Ao fazer uma análise pode-se dizer que é ingênuo acreditar que o Governo é isento de culpa no que se refere a práticas de risco relativas à a doença digital. Por esse ângulo, à medida que trabalha insuficientemente em políticas que facilitem o acesso da população à saúde pública e a médicos especialistas, por sua vez, o Estado, de modo irresponsável, torna-se parte do problema. Destarte, com a dificuldade em realizar consultas no precário Sistema Único de Saúde, parcela dos usuários do serviço recorre à web para sanar dúvidas em fontes questionáveis e, ao realizar um diagnóstico amador, coloca sua saúde em risco.

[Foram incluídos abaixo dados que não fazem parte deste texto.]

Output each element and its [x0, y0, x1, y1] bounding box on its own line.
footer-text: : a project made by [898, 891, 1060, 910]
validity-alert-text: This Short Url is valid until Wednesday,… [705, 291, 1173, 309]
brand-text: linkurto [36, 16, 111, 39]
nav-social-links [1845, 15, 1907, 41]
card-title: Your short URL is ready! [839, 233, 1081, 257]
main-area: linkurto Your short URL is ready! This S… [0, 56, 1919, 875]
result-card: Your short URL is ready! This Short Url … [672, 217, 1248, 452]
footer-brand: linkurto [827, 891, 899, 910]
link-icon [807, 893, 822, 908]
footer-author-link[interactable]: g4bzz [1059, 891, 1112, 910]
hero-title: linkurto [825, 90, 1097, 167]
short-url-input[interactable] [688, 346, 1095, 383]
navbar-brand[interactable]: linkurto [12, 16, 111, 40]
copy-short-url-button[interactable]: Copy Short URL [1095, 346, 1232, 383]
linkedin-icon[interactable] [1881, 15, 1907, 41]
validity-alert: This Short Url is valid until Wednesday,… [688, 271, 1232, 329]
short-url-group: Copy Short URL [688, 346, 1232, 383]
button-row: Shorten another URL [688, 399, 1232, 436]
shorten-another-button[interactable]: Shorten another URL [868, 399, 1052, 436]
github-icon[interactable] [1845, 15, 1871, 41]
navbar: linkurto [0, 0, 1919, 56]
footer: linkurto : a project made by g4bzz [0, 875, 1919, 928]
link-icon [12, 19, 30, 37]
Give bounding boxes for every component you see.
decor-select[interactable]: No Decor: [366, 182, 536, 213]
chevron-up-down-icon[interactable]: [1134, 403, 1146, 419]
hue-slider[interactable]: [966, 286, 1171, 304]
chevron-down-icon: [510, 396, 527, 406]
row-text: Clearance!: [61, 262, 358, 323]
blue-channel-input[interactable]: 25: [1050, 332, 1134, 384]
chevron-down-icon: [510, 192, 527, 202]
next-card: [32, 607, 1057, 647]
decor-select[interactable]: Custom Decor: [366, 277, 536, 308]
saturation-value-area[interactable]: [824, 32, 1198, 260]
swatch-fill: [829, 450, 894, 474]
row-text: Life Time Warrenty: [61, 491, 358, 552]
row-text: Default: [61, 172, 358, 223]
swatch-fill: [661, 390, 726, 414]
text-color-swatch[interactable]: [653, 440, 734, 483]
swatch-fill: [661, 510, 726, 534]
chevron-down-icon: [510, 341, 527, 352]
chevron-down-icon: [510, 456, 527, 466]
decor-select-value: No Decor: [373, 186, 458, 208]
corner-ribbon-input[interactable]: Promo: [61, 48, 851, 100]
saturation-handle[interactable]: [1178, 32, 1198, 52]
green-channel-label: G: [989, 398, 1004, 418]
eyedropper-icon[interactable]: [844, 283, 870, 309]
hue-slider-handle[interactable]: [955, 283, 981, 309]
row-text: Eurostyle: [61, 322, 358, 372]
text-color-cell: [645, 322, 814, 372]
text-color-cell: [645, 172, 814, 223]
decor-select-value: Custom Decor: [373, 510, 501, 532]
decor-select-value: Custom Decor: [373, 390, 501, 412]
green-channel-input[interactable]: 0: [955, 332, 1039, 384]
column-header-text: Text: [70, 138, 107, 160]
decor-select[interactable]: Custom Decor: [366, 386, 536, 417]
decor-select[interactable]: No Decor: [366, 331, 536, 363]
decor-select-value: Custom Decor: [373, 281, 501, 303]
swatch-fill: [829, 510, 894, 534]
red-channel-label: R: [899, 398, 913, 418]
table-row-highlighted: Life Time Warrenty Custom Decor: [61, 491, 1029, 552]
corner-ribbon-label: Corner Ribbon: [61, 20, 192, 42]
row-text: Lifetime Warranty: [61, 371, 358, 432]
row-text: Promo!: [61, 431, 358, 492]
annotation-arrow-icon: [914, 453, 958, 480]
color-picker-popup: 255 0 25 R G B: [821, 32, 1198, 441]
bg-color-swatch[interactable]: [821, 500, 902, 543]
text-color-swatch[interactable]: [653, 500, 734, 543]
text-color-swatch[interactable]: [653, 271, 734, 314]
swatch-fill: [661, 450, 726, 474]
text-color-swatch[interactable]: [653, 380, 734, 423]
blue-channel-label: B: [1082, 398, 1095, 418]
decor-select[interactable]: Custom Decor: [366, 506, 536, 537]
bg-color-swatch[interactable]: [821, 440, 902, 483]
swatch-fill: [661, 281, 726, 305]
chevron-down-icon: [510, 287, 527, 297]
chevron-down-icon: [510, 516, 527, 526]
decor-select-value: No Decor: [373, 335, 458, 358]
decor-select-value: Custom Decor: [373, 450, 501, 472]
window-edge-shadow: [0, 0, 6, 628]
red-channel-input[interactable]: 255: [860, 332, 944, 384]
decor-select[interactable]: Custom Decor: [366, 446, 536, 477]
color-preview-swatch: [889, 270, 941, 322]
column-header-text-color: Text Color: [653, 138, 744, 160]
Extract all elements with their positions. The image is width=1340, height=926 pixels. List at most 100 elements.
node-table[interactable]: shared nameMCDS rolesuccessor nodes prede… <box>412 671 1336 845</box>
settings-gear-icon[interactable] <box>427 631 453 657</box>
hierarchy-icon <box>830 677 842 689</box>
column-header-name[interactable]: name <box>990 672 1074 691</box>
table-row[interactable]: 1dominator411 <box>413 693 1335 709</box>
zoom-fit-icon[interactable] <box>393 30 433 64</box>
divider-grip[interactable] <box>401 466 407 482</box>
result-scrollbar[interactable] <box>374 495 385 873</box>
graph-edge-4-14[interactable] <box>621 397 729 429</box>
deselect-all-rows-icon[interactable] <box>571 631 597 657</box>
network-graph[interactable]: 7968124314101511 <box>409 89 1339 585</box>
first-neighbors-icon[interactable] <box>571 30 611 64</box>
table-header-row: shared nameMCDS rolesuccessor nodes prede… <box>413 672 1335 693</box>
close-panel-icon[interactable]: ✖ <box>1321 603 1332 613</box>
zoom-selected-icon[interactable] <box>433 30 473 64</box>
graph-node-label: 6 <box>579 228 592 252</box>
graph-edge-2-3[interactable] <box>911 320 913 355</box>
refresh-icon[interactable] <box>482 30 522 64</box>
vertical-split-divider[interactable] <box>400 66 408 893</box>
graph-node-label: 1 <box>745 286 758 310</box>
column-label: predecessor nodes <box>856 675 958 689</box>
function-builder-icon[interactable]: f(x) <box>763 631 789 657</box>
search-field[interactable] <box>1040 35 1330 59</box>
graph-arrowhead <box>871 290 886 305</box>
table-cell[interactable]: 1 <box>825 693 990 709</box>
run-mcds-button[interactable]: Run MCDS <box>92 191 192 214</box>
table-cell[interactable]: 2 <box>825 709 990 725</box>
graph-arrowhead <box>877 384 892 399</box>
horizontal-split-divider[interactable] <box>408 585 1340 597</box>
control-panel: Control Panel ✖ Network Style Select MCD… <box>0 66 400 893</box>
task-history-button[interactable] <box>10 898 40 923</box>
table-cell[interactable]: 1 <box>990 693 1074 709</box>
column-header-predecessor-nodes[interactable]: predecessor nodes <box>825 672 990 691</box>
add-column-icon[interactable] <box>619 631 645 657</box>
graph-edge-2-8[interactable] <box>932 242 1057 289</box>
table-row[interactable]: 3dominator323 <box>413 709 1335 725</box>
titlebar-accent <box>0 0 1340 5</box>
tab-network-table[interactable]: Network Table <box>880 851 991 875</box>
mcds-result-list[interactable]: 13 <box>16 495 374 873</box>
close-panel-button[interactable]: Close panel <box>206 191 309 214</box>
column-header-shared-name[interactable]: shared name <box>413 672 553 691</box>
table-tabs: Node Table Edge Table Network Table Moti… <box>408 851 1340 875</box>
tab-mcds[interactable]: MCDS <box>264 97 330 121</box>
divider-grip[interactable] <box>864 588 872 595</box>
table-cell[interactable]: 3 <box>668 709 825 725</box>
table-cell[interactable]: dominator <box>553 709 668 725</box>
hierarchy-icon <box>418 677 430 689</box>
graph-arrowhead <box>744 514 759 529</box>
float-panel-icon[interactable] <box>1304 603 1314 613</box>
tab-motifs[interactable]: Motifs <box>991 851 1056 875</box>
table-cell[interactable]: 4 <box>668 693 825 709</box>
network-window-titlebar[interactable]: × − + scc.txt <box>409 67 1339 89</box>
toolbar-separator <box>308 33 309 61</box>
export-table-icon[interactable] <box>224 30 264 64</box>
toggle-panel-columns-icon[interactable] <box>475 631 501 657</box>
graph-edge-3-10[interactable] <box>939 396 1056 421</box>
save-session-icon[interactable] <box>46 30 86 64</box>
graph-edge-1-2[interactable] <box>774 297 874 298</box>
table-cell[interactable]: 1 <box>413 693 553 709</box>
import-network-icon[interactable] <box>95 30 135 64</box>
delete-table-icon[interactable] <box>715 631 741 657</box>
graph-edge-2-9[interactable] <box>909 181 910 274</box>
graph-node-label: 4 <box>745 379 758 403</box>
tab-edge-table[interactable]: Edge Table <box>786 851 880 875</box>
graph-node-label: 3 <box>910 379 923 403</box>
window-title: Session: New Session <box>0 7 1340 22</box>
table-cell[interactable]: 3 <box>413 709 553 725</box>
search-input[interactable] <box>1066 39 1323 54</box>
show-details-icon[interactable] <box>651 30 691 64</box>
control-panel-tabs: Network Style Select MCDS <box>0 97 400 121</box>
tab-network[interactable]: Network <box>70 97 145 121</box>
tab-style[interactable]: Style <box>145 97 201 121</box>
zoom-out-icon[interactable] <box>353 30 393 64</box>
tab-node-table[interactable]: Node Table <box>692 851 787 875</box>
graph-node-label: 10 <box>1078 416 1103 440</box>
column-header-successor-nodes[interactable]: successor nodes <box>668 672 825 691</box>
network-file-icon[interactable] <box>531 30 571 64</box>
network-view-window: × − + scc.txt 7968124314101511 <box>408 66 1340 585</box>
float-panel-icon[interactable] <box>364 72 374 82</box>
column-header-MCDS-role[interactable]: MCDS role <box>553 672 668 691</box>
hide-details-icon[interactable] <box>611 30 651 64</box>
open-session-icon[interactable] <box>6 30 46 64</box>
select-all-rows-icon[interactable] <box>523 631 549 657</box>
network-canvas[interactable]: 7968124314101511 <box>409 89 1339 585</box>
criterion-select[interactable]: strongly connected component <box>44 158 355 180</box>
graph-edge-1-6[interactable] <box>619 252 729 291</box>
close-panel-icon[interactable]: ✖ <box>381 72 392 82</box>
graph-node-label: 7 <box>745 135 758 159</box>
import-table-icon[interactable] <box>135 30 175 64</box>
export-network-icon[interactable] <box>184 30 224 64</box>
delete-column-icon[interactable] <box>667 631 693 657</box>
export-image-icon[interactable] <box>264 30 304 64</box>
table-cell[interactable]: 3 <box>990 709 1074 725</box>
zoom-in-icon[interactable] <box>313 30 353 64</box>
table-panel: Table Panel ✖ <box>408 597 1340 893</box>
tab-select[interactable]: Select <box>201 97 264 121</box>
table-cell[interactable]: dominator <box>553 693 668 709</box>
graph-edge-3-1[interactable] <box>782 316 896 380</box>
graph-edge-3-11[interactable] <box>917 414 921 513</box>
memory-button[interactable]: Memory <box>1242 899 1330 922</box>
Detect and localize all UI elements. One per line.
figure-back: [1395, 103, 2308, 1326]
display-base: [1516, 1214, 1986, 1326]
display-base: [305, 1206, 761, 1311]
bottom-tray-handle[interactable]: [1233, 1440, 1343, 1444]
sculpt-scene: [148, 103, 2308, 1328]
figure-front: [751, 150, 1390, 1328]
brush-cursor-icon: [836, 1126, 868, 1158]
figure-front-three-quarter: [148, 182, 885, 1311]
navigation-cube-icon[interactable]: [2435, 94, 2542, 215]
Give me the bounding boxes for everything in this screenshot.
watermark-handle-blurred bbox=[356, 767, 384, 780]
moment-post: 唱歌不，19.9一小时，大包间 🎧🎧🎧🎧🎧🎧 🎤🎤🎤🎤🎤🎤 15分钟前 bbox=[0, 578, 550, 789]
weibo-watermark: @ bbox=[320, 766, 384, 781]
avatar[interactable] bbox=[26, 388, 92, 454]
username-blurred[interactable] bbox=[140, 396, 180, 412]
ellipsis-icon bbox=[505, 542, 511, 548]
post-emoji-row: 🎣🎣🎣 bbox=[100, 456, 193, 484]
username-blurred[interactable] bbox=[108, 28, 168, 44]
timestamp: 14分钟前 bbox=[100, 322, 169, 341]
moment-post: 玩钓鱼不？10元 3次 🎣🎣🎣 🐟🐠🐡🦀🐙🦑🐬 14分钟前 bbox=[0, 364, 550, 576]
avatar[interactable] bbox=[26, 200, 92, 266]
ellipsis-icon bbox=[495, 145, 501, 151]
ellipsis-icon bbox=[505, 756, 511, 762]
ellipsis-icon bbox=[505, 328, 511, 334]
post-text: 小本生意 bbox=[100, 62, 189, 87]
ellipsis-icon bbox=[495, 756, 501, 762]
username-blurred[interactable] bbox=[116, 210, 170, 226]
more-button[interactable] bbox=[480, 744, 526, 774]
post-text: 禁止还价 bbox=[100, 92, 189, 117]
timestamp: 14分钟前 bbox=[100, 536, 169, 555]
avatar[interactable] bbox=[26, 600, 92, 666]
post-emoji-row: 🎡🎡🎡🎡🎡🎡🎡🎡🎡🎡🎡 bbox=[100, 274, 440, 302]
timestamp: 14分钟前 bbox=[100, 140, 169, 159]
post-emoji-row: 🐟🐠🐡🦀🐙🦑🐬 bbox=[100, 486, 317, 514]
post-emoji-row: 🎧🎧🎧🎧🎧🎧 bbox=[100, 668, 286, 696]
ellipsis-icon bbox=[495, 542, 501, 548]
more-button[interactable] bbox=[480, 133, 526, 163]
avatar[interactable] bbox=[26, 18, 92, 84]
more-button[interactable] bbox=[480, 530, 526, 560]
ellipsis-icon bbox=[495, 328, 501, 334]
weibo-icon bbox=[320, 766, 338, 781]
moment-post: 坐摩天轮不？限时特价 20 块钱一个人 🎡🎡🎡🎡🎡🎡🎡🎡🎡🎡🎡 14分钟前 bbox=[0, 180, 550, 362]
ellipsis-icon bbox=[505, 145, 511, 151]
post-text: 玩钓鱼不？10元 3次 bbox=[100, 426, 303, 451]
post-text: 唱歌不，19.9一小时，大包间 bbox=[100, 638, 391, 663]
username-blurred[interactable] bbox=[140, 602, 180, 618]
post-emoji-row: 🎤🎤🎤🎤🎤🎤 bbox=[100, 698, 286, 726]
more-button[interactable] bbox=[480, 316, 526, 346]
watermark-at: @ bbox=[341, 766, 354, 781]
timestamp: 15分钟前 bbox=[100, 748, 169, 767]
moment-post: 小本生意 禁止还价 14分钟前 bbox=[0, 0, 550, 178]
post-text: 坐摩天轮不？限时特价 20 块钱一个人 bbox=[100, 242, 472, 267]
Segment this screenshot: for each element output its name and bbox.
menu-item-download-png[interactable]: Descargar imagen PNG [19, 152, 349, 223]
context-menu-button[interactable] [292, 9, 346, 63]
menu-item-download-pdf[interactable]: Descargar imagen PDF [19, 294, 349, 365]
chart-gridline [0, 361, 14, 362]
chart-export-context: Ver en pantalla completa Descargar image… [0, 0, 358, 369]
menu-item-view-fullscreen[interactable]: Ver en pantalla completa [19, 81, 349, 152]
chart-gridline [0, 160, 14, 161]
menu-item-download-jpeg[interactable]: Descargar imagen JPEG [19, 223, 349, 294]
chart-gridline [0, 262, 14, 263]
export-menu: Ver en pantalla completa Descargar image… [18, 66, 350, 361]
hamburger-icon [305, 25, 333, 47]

Segundamente, destaca-se consultas virtuais como impulsionador do atendimento médico virtual. Isso porque as pessoas buscam informações fáceis pela internet e optam por um diagnóstico em sites e redes sociais, isso foi comprovado segundo o Site G1 no PSICOBLOG, que argumenta sobre o fato dos “Cibercondriacos” terem a compulsão em pesquisar medicamentos para eles. Logo, não é viável que esse problema persista, uma vez que essa questão possa interfere no desenvolvimento socioeconômico.
Em virtude dos fatos mencionados é mister que é imperativo que o Ministério da Saúde, que tem como função de oferecer a promoção, proteção e recuperação da saúde da população, promova em locais públicos como praças, auditórios e ambientes escolares, debates sobre os perigos da cibercondria com a ajuda de especialistas, principalmente de psicólogos e agentes de saúde que auxiliam na mudança comportamental do indivíduo, a fim de atenuar questões como a consulta virtual e, assim, construir uma sociedade que busca o atendimento médico em prol do se bem-estar.